Beijing's Kimi developer has run three funding rounds in six months, raising ~$3.9B as Chinese AI labs race to establish valuations before IPO windows open.
A Beijing startup just marked up its own valuation seven times in six months. Moonshot AI, developer of the Kimi chatbot, is in talks to raise up to $2 billion at a $30 billion valuation, The Next Web reported Sunday, citing Bloomberg. In December, the company was worth roughly $4 billion.
The sequence requires a second read. Moonshot is still closing a previous round led by Meituan, which pegged it at $20 billion. Before that closes, a third round has already opened. Three financings in six months, approximately $3.9 billion raised in total.
That pace is explained by the revenue curve. Moonshot's annual recurring revenue hit $200 million in April, up from $100 million at the start of March. Doubling in roughly seven weeks is the kind of signal that makes investors move before the next term sheet lands.
The race
China's artificial intelligence startup hierarchy is hardening around four names. DeepSeek, the most internationally recognized, is raising roughly $7 billion in its debut round at a valuation approaching $59 billion. Zhipu AI commands about $80 billion. MiniMax, which recently doubled its sales, trades near $20 billion in Hong Kong while eyeing a Shanghai listing. Moonshot at $30 billion fits neatly into third place.
The Next Web reports the four companies collectively seek valuations exceeding $180 billion. That still trails American peers by a wide margin, with OpenAI above $850 billion and Anthropic near $965 billion, but the compression is happening faster than most observers expected a year ago.
What separates Moonshot
DeepSeek built its reputation on research output and open-source model releases. Moonshot went the other direction: Kimi is a consumer product, and the $200 million ARR figure is a straight revenue story. There is no artificial intelligence index citation driving that number, just paying users. That distinction matters to investors separating durable businesses from hype-cycle plays.
The compressed fundraising schedule also reflects a sector-wide pressure: IPO windows. Chinese AI labs need established valuations and credible revenue metrics before public markets open. A company doubling ARR in two months enters any listing process with leverage. Three rounds in six months looks less like opportunism and more like deliberate runway-building.
The policy backdrop
Regulatory signals from Washington are contradictory. Six days before David Sacks, the former White House AI and Crypto adviser, publicly dismissed elevated safety concerns as "Hollywood storytelling" on X, President Trump signed an executive order asking companies to voluntarily submit powerful models for federal safety testing up to 30 days before release, Yahoo News reported. The gap between the signed document and the adviser's public commentary is difficult to ignore.
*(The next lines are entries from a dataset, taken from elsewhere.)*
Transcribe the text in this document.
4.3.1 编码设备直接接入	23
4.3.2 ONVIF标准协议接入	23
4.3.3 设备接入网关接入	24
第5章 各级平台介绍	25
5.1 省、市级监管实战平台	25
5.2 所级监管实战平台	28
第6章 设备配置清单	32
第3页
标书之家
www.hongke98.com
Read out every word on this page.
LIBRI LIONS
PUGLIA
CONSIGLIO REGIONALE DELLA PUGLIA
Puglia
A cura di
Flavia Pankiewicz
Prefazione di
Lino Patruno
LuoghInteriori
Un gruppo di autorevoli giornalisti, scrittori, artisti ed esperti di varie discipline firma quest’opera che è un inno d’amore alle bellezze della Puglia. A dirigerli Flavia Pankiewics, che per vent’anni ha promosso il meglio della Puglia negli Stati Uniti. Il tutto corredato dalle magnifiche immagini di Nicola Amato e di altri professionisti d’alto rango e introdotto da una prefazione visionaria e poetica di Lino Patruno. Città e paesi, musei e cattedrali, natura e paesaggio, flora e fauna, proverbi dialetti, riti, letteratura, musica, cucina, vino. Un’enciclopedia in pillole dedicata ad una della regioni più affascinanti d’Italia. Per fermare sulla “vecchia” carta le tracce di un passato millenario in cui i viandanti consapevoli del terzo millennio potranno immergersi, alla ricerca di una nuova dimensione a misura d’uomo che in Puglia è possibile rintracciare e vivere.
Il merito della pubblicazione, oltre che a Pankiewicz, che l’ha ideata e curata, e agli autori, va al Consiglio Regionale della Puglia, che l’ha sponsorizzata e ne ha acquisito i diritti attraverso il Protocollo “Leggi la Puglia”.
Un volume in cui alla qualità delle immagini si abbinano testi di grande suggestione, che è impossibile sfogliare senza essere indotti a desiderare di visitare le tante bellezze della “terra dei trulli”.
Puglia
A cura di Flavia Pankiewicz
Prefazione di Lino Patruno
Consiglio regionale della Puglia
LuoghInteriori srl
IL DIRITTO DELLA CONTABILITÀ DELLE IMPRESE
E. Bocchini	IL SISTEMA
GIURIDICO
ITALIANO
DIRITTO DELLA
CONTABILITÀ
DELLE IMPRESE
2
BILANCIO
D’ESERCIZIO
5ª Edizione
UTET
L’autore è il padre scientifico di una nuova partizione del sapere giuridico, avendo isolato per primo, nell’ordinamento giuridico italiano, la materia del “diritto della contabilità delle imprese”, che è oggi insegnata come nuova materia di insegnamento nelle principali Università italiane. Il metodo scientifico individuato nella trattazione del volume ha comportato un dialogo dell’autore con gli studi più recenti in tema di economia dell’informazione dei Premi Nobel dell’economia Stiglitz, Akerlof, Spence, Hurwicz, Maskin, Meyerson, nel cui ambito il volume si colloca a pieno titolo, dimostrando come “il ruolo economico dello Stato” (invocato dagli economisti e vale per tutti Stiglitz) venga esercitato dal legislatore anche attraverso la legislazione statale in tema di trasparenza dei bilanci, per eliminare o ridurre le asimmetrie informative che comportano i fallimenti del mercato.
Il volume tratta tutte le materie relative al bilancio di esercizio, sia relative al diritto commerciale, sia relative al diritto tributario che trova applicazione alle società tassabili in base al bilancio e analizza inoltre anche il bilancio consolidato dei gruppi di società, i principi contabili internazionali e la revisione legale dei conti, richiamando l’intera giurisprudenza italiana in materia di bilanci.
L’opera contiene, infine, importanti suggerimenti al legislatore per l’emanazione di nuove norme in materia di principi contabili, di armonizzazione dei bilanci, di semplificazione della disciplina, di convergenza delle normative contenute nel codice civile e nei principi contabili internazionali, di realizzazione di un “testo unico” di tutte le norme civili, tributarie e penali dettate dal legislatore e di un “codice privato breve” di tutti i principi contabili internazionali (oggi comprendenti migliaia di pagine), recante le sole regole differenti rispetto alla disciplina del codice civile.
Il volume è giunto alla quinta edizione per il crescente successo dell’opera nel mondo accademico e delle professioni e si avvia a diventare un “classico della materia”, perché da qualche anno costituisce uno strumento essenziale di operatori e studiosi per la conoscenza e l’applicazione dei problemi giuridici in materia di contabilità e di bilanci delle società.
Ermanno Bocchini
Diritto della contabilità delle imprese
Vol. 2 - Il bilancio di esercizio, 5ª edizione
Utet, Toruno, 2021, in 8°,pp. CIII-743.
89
On the other side of that debate, Live Mint reported this weekend that Microsoft's responsible AI chief, Sarah Bird, told Indian policymakers that oversight builds trust without constraining innovation. Microsoft posted $3.38 billion in Indian revenue in FY25 and employs more than 23,000 people there. When a company that size advocates for regulation, artificial intelligence review starts to look less like a compliance cost and more like a competitive moat for incumbents who can absorb the overhead.
For Chinese labs, the regulatory calculus runs through Beijing rather than Washington. The companies racing toward $30 billion valuations are operating inside China's own governance structure, not around it.
What comes next
Moonshot still needs to close its Meituan-led round before the $30 billion target can be formalized. If both rounds close as discussed, total capital raised since December reaches roughly $3.9 billion, all while ARR doubled in under two months. That is an unusual sequence by any market's standards.
At current trajectories, the valuation gap between Chinese and American AI labs could look very different by the end of 2026, assuming IPO markets cooperate and revenue growth holds.
FAQ
What is Moonshot AI and what does Kimi do?
Moonshot AI is a Beijing-based artificial intelligence company. Its flagship product, Kimi, is a consumer chatbot competing with both domestic and international AI offerings. Kimi is the primary driver behind Moonshot's $200 million annual recurring revenue.
How does Moonshot AI compare to other Chinese AI companies?
Moonshot's $30 billion target would rank it third among Chinese AI labs, behind Zhipu AI (roughly $80 billion) and DeepSeek (up to $59 billion), and ahead of publicly listed MiniMax (about $20 billion in Hong Kong).
Why has Moonshot AI run three funding rounds in six months?
Chinese AI labs are under pressure to establish valuations and revenue track records before IPO windows open. Moonshot's fast-growing ARR creates leverage in each successive round, and investors appear willing to move quickly rather than wait for a lower entry price.
How does Moonshot AI's strategy differ from DeepSeek's?
DeepSeek has prioritized research output and open-source releases that earned global attention. Moonshot has focused on consumer product and commercial revenue, with Kimi as the primary growth vehicle.